SFLouis wrote:If you had a time machine and could go back in time to like 10 years ago, plus some of the aforementioned language skills, you might be able to find truly cheap tea that was truly good. Maybe
I began enjoying Pu Erh a bit more than ten years ago, and have bought about then my first batches of tea which i have aged, and am drinking now, stored here in humid and hot Bangkok. They were about as inexpensive as new shengs are now, and i would not be able to afford them now, if i would buy them now aged in a warehouse.
A few cakes i have laid aside, to one day have 20 years plus aged teas. In between i have bought many more new cakes, slowly aging on my shelves.
I can only say that aging teas is worth it.
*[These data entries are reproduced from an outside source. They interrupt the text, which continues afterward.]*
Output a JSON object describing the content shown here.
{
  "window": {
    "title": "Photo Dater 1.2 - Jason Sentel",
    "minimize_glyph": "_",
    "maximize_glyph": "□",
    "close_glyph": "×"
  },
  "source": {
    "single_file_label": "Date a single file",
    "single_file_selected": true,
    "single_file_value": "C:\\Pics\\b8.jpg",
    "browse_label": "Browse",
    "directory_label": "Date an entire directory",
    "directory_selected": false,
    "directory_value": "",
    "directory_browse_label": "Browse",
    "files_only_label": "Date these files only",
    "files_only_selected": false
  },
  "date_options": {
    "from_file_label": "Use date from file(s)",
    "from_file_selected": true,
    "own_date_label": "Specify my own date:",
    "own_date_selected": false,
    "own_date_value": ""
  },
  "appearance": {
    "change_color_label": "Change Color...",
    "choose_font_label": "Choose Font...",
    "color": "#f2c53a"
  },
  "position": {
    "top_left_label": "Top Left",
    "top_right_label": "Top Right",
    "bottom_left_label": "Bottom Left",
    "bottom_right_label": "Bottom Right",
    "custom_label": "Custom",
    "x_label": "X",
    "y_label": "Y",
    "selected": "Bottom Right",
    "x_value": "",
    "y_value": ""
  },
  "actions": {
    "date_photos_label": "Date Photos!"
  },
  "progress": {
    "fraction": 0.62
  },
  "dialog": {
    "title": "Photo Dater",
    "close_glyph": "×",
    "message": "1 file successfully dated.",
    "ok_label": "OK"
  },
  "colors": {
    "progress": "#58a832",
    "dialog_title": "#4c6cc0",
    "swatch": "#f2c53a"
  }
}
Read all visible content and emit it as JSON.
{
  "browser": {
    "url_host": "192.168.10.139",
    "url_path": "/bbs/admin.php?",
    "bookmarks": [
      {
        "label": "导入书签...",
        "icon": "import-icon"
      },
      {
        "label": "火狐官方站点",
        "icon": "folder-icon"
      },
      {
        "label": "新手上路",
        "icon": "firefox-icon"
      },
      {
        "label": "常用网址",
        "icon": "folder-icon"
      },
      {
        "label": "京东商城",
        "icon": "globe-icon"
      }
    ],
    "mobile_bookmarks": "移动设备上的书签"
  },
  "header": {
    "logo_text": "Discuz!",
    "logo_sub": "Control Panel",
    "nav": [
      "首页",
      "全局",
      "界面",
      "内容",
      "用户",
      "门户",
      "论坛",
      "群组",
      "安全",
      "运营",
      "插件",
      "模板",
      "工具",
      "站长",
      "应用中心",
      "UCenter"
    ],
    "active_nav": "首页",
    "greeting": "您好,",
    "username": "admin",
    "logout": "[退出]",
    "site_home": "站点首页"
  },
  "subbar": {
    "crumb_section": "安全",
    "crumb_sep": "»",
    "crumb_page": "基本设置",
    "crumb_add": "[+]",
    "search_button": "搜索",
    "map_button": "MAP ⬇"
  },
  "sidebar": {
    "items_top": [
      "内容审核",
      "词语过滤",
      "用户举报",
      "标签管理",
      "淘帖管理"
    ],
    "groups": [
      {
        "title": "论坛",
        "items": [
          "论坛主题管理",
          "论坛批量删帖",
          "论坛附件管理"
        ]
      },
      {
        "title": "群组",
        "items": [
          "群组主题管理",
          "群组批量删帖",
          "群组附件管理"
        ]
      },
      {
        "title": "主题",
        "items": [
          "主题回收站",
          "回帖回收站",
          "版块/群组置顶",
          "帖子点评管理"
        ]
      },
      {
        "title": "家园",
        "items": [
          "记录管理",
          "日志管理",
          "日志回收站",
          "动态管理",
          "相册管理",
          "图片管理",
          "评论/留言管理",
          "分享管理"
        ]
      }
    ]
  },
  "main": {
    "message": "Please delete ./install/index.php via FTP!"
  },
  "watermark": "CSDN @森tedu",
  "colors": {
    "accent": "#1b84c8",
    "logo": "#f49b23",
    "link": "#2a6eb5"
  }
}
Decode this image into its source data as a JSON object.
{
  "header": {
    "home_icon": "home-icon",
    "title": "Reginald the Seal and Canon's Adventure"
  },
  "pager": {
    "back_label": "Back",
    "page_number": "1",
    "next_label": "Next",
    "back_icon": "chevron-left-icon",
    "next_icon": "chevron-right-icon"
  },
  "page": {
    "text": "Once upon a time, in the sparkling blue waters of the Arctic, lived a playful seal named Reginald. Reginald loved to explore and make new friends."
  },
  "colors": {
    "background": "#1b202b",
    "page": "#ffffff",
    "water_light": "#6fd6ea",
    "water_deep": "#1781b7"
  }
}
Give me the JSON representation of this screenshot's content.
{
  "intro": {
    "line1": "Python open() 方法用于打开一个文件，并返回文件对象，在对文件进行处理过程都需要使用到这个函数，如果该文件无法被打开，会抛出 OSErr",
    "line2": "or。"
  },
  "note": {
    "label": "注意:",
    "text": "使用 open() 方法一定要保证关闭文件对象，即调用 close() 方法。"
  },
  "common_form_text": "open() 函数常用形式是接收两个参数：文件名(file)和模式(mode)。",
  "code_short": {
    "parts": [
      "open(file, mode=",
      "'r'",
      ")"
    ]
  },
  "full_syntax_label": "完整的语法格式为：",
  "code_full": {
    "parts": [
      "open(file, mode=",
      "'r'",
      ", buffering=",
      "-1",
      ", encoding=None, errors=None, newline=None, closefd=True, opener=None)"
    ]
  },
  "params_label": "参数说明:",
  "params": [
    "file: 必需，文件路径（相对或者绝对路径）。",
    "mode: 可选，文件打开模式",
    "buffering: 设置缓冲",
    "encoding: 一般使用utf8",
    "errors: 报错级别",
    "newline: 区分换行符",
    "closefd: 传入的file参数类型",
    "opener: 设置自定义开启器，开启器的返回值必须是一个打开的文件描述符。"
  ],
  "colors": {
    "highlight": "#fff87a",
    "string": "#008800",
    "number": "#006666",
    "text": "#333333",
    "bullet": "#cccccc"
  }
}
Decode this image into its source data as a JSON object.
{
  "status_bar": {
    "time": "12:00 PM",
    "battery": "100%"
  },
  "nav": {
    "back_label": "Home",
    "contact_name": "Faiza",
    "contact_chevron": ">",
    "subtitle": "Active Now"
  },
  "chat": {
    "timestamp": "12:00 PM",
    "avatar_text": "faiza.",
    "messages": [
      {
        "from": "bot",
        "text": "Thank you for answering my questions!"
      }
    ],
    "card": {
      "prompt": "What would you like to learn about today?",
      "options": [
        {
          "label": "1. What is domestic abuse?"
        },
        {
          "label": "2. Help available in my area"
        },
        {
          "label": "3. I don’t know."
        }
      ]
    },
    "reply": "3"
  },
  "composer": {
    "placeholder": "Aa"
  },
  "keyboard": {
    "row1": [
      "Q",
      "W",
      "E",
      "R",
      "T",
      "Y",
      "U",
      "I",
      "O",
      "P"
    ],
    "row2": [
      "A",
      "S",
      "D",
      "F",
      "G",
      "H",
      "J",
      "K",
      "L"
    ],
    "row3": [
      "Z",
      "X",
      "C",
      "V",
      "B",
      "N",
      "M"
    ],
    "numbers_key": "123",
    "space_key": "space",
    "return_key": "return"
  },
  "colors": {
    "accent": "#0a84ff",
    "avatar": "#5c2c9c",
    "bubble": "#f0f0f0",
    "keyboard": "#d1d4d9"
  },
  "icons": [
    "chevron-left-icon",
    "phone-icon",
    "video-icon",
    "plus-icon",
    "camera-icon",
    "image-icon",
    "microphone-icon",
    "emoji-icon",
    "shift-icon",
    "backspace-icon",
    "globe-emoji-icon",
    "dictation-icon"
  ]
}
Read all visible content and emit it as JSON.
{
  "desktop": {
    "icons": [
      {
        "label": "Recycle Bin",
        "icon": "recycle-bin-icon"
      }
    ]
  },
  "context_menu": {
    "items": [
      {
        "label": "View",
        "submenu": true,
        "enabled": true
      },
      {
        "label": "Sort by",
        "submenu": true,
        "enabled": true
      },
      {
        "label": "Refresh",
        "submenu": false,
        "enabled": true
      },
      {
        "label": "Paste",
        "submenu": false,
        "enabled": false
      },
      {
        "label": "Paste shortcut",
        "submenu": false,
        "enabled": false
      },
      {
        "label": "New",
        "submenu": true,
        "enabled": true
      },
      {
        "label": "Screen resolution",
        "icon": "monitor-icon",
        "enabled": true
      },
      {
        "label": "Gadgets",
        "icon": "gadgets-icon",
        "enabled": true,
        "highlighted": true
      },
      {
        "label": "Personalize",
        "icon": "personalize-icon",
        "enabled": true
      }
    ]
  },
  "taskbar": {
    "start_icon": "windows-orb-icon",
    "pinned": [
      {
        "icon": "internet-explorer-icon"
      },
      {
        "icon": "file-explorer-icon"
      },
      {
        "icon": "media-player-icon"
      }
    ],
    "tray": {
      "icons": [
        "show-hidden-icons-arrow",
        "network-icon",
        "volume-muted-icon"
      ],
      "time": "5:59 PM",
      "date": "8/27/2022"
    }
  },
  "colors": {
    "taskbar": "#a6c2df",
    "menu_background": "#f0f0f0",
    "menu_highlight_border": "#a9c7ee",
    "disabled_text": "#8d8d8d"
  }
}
There is also a less costly way to get good aged tea a bit quicker. If you go to places such as Malaysia, where the climate ages teas much quicker than in drier climates, you can buy semi-aged teas of 5 to 7 years for much less than fully aged teas, and cut down the waiting period. Some hyped Pu Erh's are prohibitively expensive after a few years aging, but often teas from smaller factories can still be very reasonably priced. You just gotta try them.
For many people aged and aging Pu Erh is an investment where they expect returns, but there still are choices for drinkers to get semi-aged tea for reasonable prices that won't break the budget.
And i would suggest to age your tea yourself as well, you buy them and lay them aside. After ten or twenty years you will be glad that you did. I try to buy a larger variety to increase the choice of having some good teas one day - i have some traditional blends of plantation teas, some wild arbor, and some ancient arbor, of different areas.
The ones i bought ten years or so ago, now all in age of somewhere between 12 and 15 years, have all developed very well.